From elementary theory, we know that for the stationary distribution $\pi$, $$\pi P = \pi.$$ From this, we can derive the relation $$p\pi_k = (1-p)\pi_{k+1}, \quad k \geq 0.$$

Thus, we have $$\pi_0 = \frac{1-p}{p}\pi_1.$$ We can then show (by induction if you want to be formal) that $$\pi_k = \left(\frac{1-p}{p}\right)^k \pi_0.$$

And since $\pi$ is a probability distribution we know that $$\sum_{k=0}^\infty\pi_k = 1.$$ By substituting in the above answer, we then have that $$\sum_{k=0}^\infty \pi_k = \sum_{k=0}^\infty\left(\frac{1-p}{p}\right)^k \pi_0 = 1 \Longrightarrow \pi_0 = \frac{1}{\frac{1}{1-\left(\frac{1-p}{p}\right)}} = 1 - \left(\frac{1-p}{p}\right).$$

We note, the above sum converges when $p>0.5,$ otherwise the system is not-ergodic (this should be very intuitive, otherwise we obviously drift off until infinity).
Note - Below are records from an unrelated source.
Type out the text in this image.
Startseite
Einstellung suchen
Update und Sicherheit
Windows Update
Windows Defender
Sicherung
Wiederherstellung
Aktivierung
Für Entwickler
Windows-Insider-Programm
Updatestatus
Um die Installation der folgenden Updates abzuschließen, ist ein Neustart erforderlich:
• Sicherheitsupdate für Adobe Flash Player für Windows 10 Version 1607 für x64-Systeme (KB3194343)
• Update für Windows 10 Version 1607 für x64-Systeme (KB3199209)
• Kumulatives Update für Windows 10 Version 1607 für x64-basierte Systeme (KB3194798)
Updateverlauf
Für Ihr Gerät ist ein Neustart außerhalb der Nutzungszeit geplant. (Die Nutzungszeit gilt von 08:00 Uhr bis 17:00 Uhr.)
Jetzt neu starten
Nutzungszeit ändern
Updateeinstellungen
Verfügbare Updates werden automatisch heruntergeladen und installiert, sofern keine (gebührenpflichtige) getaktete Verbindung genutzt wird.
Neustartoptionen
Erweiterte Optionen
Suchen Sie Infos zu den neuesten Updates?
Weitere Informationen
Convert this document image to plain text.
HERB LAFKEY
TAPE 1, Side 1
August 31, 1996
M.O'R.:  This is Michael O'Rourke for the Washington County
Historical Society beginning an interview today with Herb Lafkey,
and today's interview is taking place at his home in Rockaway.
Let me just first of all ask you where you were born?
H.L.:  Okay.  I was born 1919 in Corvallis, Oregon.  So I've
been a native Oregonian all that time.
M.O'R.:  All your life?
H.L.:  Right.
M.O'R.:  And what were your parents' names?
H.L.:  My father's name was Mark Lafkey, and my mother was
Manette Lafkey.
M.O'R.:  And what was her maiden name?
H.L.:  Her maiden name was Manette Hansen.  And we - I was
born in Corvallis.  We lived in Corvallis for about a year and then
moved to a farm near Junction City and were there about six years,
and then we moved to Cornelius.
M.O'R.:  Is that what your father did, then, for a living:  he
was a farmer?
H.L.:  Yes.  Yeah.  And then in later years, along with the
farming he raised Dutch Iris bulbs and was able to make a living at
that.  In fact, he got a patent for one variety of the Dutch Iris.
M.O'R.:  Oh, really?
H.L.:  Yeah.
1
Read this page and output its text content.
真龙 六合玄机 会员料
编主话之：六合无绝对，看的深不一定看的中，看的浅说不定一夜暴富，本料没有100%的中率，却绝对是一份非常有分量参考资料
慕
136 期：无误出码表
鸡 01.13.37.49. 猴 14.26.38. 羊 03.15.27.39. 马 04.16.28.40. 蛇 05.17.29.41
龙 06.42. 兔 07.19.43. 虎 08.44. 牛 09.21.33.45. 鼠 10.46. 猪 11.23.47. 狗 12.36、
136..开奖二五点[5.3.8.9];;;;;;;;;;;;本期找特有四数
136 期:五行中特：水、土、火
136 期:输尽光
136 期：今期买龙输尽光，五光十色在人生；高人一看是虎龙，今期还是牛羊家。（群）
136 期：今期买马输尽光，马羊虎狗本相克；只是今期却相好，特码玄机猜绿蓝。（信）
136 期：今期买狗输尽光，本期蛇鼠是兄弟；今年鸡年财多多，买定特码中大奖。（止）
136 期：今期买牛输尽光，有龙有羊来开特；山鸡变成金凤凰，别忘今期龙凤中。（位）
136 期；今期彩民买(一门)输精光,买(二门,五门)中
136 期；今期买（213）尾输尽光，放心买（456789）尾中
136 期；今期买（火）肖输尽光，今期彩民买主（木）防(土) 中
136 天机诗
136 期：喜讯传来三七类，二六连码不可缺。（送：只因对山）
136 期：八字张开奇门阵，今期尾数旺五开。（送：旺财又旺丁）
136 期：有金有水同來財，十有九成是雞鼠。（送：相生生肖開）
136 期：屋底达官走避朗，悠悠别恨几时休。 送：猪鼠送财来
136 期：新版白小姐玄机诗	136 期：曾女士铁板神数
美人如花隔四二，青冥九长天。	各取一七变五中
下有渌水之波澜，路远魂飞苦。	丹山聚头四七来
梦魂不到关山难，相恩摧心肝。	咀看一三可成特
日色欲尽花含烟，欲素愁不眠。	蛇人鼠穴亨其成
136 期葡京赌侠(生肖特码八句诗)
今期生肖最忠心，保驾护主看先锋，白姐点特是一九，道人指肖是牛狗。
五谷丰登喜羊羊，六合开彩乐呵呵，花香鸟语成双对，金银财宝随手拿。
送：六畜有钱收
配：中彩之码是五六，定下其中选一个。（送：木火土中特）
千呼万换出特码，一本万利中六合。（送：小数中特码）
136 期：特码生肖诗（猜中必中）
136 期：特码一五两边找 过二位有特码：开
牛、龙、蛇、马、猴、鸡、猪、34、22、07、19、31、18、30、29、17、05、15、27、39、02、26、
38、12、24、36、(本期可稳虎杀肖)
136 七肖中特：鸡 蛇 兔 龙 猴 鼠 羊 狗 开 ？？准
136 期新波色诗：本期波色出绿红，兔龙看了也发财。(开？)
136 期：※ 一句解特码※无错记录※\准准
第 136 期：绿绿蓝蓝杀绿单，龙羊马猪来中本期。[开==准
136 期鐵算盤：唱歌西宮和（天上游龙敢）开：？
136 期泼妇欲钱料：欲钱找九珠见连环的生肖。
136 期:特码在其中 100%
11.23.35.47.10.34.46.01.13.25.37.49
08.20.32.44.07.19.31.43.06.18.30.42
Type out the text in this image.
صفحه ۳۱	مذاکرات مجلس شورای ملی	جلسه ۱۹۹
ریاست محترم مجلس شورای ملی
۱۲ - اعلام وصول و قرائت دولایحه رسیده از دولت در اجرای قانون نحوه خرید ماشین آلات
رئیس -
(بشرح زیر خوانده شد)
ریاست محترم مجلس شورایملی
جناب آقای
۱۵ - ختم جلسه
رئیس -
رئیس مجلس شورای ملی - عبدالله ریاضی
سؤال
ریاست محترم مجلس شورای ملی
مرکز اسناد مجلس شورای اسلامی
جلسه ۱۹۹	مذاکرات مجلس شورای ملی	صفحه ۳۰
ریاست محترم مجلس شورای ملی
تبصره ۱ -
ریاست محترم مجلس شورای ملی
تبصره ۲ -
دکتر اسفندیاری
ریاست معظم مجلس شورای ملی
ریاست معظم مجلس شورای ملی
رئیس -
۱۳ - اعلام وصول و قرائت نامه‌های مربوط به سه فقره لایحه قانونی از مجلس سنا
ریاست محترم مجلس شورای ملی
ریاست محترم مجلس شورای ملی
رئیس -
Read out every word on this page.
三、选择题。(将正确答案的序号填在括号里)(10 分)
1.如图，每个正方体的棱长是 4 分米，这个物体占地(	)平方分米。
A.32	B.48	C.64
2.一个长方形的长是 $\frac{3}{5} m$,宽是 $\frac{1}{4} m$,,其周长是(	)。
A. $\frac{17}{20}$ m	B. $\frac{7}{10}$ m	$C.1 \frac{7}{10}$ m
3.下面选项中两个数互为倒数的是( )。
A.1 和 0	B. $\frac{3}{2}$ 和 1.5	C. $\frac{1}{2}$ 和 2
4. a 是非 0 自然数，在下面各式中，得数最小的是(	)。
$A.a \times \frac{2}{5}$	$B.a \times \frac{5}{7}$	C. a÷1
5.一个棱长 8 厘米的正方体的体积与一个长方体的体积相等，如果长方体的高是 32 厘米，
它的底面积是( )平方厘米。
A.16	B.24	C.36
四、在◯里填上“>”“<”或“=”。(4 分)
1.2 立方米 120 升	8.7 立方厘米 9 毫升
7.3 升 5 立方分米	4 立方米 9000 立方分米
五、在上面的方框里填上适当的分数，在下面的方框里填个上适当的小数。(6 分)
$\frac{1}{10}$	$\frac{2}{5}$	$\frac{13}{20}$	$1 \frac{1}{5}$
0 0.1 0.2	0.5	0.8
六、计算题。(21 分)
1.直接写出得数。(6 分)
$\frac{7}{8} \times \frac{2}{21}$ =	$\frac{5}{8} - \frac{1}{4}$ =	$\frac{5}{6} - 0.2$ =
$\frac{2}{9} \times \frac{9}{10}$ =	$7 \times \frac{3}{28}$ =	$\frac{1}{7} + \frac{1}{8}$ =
Thus, we can substitute this back above to find $\pi_k$, i.e., $$\pi_k = \left(\frac{1-p}{p}\right)^k \pi_0 = \left(\frac{1-p}{p}\right)^k \left(1-\left(\frac{1-p}{p}\right)\right).$$ We note this is a geometric distribution with parameter $1 - \left(\frac{1-p}{p}\right).$